Establishing itself with a long single shot of Civil War-era plantation life, attention is soon turned to the mistreatment of slaves, including Eden, a young woman and her friends receiving punishment for as escape attempt. New arrivals are quietly drawn to Eden as a source of hope, if her spirit has not been totally broken by Captain Jasper (Jack Huston), his wife Elizabeth (Jena Malone), and the owner known as “Him” (Eric Lange). Abruptly, the film transports to the present life of Veronica (Monáe), a modern doppelgänger of the tormented slave.
Veronica is outspoken, progressive, a political sparring partner on the news, and a target of racists and sexists. Undaunted, she persists and finds comfort in her loving family and devoted friends, Dawn (Gabourey Sidibe) and Sarah (Lily Cowles).
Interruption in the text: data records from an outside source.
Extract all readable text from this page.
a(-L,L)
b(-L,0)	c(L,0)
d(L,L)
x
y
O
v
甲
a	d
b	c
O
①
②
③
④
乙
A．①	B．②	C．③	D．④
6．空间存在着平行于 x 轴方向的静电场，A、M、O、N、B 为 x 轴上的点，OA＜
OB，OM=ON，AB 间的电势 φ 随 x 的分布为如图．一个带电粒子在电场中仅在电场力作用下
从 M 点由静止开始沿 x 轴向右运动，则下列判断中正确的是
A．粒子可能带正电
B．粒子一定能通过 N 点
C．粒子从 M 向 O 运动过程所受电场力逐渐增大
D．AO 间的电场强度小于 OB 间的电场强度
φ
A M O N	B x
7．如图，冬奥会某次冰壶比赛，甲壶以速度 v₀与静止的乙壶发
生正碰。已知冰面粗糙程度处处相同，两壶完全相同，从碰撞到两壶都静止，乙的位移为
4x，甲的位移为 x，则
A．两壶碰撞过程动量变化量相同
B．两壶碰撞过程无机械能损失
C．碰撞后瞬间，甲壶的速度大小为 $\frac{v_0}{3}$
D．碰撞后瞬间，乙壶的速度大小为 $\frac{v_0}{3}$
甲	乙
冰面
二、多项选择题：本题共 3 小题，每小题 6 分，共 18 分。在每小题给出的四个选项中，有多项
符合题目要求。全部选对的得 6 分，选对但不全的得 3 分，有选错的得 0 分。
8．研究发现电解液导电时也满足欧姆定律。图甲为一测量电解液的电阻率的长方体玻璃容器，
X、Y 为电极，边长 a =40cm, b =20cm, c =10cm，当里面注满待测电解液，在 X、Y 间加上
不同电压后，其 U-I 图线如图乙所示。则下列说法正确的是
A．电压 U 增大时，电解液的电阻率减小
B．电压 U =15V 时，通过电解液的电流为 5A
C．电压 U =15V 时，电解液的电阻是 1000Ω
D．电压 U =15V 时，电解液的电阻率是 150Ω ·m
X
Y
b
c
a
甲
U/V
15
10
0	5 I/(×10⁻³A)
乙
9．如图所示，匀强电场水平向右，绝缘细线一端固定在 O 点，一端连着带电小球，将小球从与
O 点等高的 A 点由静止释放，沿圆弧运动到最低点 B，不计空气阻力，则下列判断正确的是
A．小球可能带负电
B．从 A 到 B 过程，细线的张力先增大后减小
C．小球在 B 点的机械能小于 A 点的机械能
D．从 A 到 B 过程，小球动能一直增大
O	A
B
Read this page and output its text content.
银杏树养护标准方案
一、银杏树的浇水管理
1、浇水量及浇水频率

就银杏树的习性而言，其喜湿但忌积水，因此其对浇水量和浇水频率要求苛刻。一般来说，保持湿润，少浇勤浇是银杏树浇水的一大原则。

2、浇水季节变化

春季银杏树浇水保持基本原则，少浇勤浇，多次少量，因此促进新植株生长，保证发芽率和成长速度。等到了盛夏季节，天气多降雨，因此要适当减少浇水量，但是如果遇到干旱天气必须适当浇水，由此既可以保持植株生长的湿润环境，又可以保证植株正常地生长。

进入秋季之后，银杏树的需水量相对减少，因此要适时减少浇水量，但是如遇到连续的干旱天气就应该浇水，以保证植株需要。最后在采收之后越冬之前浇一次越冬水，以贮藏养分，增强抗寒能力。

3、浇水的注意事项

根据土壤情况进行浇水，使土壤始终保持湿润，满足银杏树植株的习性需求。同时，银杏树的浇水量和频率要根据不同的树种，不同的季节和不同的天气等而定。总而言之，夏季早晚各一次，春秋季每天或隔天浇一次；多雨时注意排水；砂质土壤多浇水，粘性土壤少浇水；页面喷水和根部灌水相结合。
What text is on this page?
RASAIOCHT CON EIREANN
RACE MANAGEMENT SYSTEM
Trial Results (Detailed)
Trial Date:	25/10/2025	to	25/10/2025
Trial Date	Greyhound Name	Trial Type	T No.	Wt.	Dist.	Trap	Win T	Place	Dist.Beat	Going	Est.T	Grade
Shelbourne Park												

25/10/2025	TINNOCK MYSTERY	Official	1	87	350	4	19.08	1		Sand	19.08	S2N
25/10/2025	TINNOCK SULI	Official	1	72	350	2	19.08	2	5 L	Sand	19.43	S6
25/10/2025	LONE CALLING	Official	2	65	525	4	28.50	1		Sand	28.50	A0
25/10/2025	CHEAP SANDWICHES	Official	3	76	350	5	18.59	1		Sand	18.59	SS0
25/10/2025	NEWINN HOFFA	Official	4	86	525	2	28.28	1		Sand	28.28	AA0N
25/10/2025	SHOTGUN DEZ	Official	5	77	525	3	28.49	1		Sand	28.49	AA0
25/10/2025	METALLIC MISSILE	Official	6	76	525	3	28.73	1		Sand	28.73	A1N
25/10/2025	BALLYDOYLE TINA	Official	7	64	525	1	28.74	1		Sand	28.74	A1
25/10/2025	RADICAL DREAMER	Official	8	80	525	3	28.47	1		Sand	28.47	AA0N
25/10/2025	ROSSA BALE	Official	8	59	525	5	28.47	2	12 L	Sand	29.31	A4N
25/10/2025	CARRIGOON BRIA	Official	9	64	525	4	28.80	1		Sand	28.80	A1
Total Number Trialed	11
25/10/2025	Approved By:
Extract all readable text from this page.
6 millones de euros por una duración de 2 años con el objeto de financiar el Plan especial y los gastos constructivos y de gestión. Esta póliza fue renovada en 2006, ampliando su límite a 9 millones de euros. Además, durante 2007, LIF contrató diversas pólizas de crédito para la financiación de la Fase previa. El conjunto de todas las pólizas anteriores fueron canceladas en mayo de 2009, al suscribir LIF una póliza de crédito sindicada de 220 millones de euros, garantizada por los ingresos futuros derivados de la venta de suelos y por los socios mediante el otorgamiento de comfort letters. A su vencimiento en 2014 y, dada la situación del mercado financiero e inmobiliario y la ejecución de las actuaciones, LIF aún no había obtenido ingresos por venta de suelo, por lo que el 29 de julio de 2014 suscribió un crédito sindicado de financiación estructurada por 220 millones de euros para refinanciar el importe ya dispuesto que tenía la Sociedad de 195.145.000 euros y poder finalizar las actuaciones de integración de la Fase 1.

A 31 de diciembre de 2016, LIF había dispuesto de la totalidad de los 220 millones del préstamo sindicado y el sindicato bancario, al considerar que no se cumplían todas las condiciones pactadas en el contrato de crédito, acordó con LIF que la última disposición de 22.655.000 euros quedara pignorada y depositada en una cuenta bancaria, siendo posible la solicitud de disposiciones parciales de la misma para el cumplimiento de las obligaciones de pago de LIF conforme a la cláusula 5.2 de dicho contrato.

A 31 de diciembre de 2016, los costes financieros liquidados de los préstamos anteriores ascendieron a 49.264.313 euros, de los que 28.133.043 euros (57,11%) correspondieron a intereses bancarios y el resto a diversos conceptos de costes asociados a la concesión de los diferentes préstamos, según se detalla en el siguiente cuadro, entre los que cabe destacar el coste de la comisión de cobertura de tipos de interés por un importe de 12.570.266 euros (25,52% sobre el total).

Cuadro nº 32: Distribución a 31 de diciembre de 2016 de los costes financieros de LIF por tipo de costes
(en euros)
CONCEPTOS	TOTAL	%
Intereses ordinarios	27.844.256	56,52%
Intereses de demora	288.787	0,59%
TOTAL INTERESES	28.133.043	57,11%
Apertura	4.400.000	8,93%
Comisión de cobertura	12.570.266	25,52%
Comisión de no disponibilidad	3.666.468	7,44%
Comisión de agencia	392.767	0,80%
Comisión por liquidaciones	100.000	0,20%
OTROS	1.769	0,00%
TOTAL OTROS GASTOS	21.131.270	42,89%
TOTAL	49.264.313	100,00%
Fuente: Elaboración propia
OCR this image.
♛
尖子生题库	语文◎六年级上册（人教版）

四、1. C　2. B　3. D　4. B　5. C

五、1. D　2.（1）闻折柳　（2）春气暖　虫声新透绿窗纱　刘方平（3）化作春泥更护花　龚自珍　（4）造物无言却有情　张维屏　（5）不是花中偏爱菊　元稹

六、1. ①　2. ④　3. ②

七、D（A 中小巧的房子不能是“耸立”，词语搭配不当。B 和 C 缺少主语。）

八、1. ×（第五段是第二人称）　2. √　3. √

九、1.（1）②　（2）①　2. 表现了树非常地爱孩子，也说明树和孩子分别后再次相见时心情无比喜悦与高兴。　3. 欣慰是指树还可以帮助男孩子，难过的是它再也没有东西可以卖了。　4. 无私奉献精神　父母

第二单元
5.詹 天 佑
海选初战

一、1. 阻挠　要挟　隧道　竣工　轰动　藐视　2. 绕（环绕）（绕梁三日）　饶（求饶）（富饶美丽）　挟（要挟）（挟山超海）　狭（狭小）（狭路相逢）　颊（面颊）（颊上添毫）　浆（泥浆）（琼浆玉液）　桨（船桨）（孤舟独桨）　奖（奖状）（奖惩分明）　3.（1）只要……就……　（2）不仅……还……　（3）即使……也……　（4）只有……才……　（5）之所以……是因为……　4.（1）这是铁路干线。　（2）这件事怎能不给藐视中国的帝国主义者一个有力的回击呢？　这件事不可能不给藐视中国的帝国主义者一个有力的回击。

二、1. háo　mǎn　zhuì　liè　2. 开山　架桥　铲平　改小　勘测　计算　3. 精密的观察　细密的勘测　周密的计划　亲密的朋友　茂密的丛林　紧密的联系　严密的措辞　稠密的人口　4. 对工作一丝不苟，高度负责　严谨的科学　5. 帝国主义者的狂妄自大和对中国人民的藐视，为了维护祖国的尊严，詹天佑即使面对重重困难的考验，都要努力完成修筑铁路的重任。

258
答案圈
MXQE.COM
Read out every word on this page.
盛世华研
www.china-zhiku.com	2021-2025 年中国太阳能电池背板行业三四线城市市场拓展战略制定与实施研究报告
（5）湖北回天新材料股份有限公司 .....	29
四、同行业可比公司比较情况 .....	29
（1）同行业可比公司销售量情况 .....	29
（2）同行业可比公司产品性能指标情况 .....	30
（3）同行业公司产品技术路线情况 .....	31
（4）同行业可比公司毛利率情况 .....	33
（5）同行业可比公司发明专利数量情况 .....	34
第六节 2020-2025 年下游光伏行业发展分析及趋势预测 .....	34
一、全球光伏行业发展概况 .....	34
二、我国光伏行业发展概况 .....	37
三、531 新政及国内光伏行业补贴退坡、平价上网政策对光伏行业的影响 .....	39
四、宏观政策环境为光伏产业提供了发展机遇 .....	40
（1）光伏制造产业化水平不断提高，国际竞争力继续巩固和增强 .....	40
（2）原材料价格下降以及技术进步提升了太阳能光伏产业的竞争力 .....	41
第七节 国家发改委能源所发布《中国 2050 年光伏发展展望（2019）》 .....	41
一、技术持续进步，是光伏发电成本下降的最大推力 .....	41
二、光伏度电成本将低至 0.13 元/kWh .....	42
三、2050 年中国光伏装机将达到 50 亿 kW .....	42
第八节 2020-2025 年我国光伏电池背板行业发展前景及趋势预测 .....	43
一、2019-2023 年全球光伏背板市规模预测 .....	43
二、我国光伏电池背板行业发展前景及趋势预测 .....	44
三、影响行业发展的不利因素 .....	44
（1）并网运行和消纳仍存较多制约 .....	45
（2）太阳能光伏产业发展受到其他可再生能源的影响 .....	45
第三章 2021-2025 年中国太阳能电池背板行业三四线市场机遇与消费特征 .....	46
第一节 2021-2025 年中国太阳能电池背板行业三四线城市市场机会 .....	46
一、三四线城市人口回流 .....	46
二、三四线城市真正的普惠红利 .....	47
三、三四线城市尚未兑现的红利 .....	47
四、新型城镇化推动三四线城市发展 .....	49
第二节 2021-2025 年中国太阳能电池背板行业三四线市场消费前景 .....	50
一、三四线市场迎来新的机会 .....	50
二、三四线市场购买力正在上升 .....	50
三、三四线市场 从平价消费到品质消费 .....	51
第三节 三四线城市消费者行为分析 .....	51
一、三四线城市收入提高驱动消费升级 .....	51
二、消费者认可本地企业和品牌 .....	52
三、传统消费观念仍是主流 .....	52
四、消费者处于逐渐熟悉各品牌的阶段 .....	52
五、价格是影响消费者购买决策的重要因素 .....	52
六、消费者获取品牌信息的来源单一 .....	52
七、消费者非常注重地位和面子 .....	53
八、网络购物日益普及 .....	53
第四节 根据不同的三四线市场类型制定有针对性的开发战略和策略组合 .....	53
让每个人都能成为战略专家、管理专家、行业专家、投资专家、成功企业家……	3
As her near-perfect life plays out, an evil presence is near. As the story reveals itself, the horror arrives in full view.
Unlike many horror films, “Antebellum” has moments too difficult to watch, not because of otherworldly forces but all-too-familiar real-life wickedness. Whether or not carried out in its most violent outlet or in subtlety, racism in human hearts is the true villain. Like “Get Out” which shared this film’s producer Raymond Mansfield, “Antebellum” uses horror as social commentary and as an ominous admonition. Can Eden escape and society ever move beyond such evil?
Swapping dual roles, Monáe (“Homecoming,” “Harriet”) is a capable lead. She excels more as Eden, where her resolve is tested and emotions run high, while the accomplished Veronica is poised and polished. As an antagonist, Malone, best known for the “Hunger Games” series, projects the creepiest of sinister intentions.
“Antebellum” releases from Lionsgate on demand Sept. 18. It is rated R for disturbing violent content, language, and sexual references.